Probeer niet te eten in de keuken – tussen de kookpotten. Schuif je voeten onder tafel in de eet- of woonkamer. En wees je bewust van het servies en bestek dat je gebruikt.

Kies kleinere borden

Op een groot bord lijkt een normale portie klein. Dus schep je nog wat extra (en dus bijkomende calorieën) op. Net zoals een grotere kom en dito lepel uitnodigen om meer op je bord te leggen. Een grote scheplepel doet je zelfs tot 14 procent meer calorieën eten. Want je telt het aantal opgeschepte lepels, niet de inhoud ervan.

Voor glazen geldt trouwens hetzelfde. Je schenkt meer drank in een groter of breder glas. Perfect voor water, te vermijden voor frisdrank en alcohol. Let ook op hoe je een drank inschenkt. Je schenkt meer in als je het glas in je handen houdt. Zet het op tafel, van bovenaf lijkt het sneller vol.

Kleine(re) kommen, borden, lepels, … Natuurlijk! Lijkt allemaal logisch, niet? Tot je in de dagelijkse ratrace én je oude automatismen verzeilt. Probeer hier dus voor jezelf en je kinderen heel bewust mee om te gaan.

Schep je eten op aan het aanrecht

Vul jij je bord aan het aanrecht? Dan eet je tot 19 procent minder dan wie de potten op tafel zet. De tijd en moeite die je nodig hebt om van tafel naar het aanrecht te wandelen, is vaak voldoende om te beseffen dat je eigenlijk genoeg hebt. Wie meer groenten wil eten, zet ze best wél op tafel. Toch het liefst alle potten bij de hand? Geef de verleiding dan het deksel op de neus en sluit ze.

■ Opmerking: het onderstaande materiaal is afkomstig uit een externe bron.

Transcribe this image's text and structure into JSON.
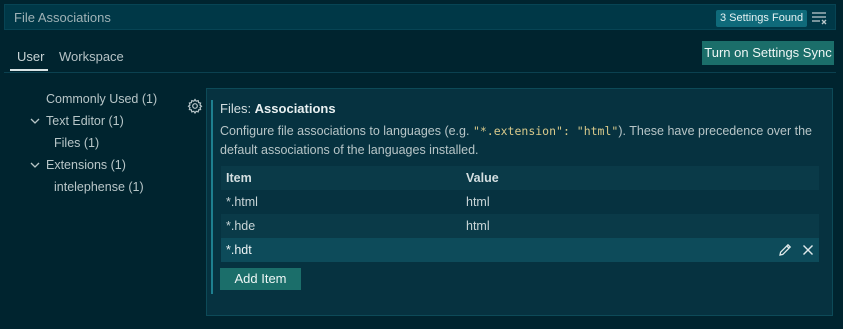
{
  "search": {
    "query": "File Associations",
    "results_badge": "3 Settings Found"
  },
  "tabs": [
    {
      "label": "User",
      "active": true
    },
    {
      "label": "Workspace",
      "active": false
    }
  ],
  "sync_button_label": "Turn on Settings Sync",
  "toc": {
    "items": [
      {
        "label": "Commonly Used (1)",
        "expanded": null
      },
      {
        "label": "Text Editor (1)",
        "expanded": true
      },
      {
        "label": "Files (1)",
        "expanded": null
      },
      {
        "label": "Extensions (1)",
        "expanded": true
      },
      {
        "label": "intelephense (1)",
        "expanded": null
      }
    ]
  },
  "setting": {
    "category": "Files: ",
    "name": "Associations",
    "desc_before": "Configure file associations to languages (e.g. ",
    "desc_code": "\"*.extension\": \"html\"",
    "desc_after": "). These have precedence over the default associations of the languages installed.",
    "table": {
      "headers": [
        "Item",
        "Value"
      ],
      "rows": [
        {
          "item": "*.html",
          "value": "html"
        },
        {
          "item": "*.hde",
          "value": "html"
        },
        {
          "item": "*.hdt",
          "value": ""
        }
      ],
      "selected_row": 2
    },
    "add_button_label": "Add Item"
  },
  "colors": {
    "background": "#00242f",
    "accent_button": "#1b6e6a",
    "badge": "#0f6a7a",
    "code_text": "#d8c98b"
  },
  "icons": {
    "filter": "clear-filter-icon",
    "gear": "gear-icon",
    "edit": "pencil-icon",
    "remove": "close-icon",
    "chevron": "chevron-down-icon"
  }
}
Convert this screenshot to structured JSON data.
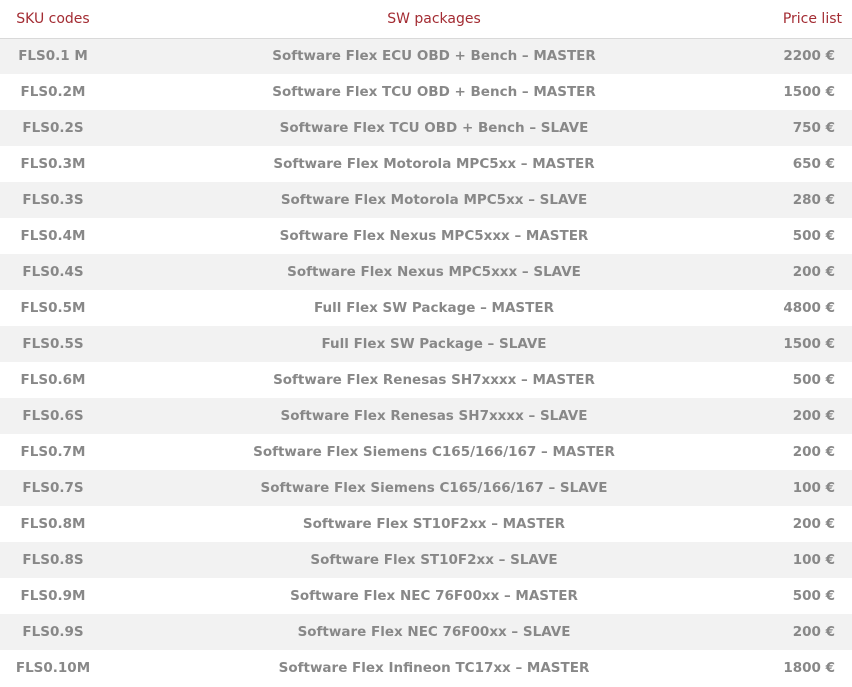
{
  "headers": {
    "sku": "SKU codes",
    "package": "SW packages",
    "price": "Price list"
  },
  "colors": {
    "header_text": "#a32c33",
    "body_text": "#888888",
    "row_stripe": "#f2f2f2"
  },
  "rows": [
    {
      "sku": "FLS0.1 M",
      "package": "Software Flex ECU OBD + Bench – MASTER",
      "price": "2200 €"
    },
    {
      "sku": "FLS0.2M",
      "package": "Software Flex TCU OBD + Bench – MASTER",
      "price": "1500 €"
    },
    {
      "sku": "FLS0.2S",
      "package": "Software Flex TCU OBD + Bench – SLAVE",
      "price": "750 €"
    },
    {
      "sku": "FLS0.3M",
      "package": "Software Flex Motorola MPC5xx – MASTER",
      "price": "650 €"
    },
    {
      "sku": "FLS0.3S",
      "package": "Software Flex Motorola MPC5xx – SLAVE",
      "price": "280 €"
    },
    {
      "sku": "FLS0.4M",
      "package": "Software Flex Nexus MPC5xxx – MASTER",
      "price": "500 €"
    },
    {
      "sku": "FLS0.4S",
      "package": "Software Flex Nexus MPC5xxx – SLAVE",
      "price": "200 €"
    },
    {
      "sku": "FLS0.5M",
      "package": "Full Flex SW Package – MASTER",
      "price": "4800 €"
    },
    {
      "sku": "FLS0.5S",
      "package": "Full Flex SW Package – SLAVE",
      "price": "1500 €"
    },
    {
      "sku": "FLS0.6M",
      "package": "Software Flex Renesas SH7xxxx – MASTER",
      "price": "500 €"
    },
    {
      "sku": "FLS0.6S",
      "package": "Software Flex Renesas SH7xxxx – SLAVE",
      "price": "200 €"
    },
    {
      "sku": "FLS0.7M",
      "package": "Software Flex Siemens C165/166/167 – MASTER",
      "price": "200 €"
    },
    {
      "sku": "FLS0.7S",
      "package": "Software Flex Siemens C165/166/167 – SLAVE",
      "price": "100 €"
    },
    {
      "sku": "FLS0.8M",
      "package": "Software Flex ST10F2xx – MASTER",
      "price": "200 €"
    },
    {
      "sku": "FLS0.8S",
      "package": "Software Flex ST10F2xx – SLAVE",
      "price": "100 €"
    },
    {
      "sku": "FLS0.9M",
      "package": "Software Flex NEC 76F00xx – MASTER",
      "price": "500 €"
    },
    {
      "sku": "FLS0.9S",
      "package": "Software Flex NEC 76F00xx – SLAVE",
      "price": "200 €"
    },
    {
      "sku": "FLS0.10M",
      "package": "Software Flex Infineon TC17xx – MASTER",
      "price": "1800 €"
    }
  ]
}
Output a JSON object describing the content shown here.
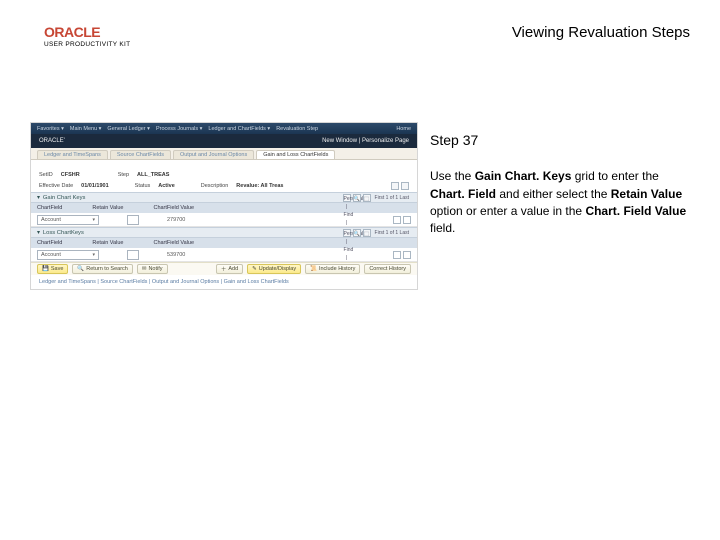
{
  "header": {
    "brand_logo": "ORACLE",
    "brand_sub": "USER PRODUCTIVITY KIT",
    "page_title": "Viewing Revaluation Steps"
  },
  "panel": {
    "step_title": "Step 37",
    "instr_pre": "Use the ",
    "instr_b1": "Gain Chart. Keys",
    "instr_mid1": " grid to enter the ",
    "instr_b2": "Chart. Field",
    "instr_mid2": " and either select the ",
    "instr_b3": "Retain Value",
    "instr_mid3": " option or enter a value in the ",
    "instr_b4": "Chart. Field Value",
    "instr_end": " field."
  },
  "mock": {
    "top": {
      "left_items": [
        "Favorites ▾",
        "Main Menu ▾",
        "General Ledger ▾",
        "Process Journals ▾",
        "Ledger and ChartFields ▾",
        "Revaluation Step"
      ],
      "home": "Home"
    },
    "brand_bar": {
      "label": "ORACLE'",
      "right": "New Window | Personalize Page"
    },
    "tabs": [
      "Ledger and TimeSpans",
      "Source ChartFields",
      "Output and Journal Options",
      "Gain and Loss ChartFields"
    ],
    "active_tab": 3,
    "row1": {
      "l1": "SetID",
      "v1": "CFSHR",
      "l2": "Step",
      "v2": "ALL_TREAS"
    },
    "row2": {
      "l1": "Effective Date",
      "v1": "01/01/1901",
      "l2": "Status",
      "v2": "Active",
      "l3": "Description",
      "v3": "Revalue: All Treas"
    },
    "sec1": {
      "title": "Gain Chart Keys",
      "toolbar": "Personalize | Find | ",
      "nav": "First  1 of 1  Last",
      "cols": [
        "ChartField",
        "Retain Value",
        "ChartField Value"
      ],
      "cf": "Account",
      "rv": "",
      "cfv": "279700"
    },
    "sec2": {
      "title": "Loss ChartKeys",
      "toolbar": "Personalize | Find | ",
      "nav": "First  1 of 1  Last",
      "cols": [
        "ChartField",
        "Retain Value",
        "ChartField Value"
      ],
      "cf": "Account",
      "rv": "",
      "cfv": "539700"
    },
    "buttons": {
      "save": "Save",
      "ret": "Return to Search",
      "notify": "Notify",
      "add": "Add",
      "upd": "Update/Display",
      "hist": "Include History",
      "corr": "Correct History"
    },
    "crumb": "Ledger and TimeSpans | Source ChartFields | Output and Journal Options | Gain and Loss ChartFields"
  }
}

Hou rekening met de energiedichtheid van je eten

Vaak schat je in hoeveel je gaat eten op basis van de hoeveelheid en het gewicht van de voedingswaren. Maar waar je niet bij stilstaat, is het totale energiegehalte. Een maaltijd die bestaat uit veel groentjes, gekookte aardappelen en een stuk vis heeft bijvoorbeeld een lage energiedichtheid. Frieten met mayonaise hebben dan weer een hoge energiedichtheid. Dat kun je aflezen aan de hand van het aantal calorieën dat de voedingswaren per 100 gram of milliliter bevatten. Hoe hoger de energiedichtheid, hoe kleiner je jouw porties best houdt.

Moeilijk? Niet als je je aan deze vuistregel houdt. Vul je bord:

  • voor de helft met groenten
  • voor een kwart met aardappelen of graanproducten
  • voor een kwart met vlees, vis of een vervangproduct

Schep je nog bij? Vul dan ook eenzelfde hoeveelheid groenten aan.

Denk er ook aan om je recepten volgens deze regel aan te passen. Want in moderne receptuur zijn hoeveelheden gestaag gegroeid. Net zoals afhaal- en bezorgmaaltijden groter zijn geworden. Bestel je voor meerdere mensen? Neem dan niet elk een gerecht maar deel enkele porties. Zijn er geen groenten bij het gerecht? Vul dan zelf je bord voor de helft aan met groenten uit je koelkast of diepvries.

Maak geen al te grote porties klaar

Restjes in de afvalemmer gooien? Ja, dat is jammer. Maar je lichaam als vuilnisbak gebruiken, is erger. Probeer dus om je overschotjes te beperken. Toch veel over? Vries dan de helft van je maaltijd in voor je aan tafel gaat. Of zet het restje meteen in de frigo voor de volgende dag.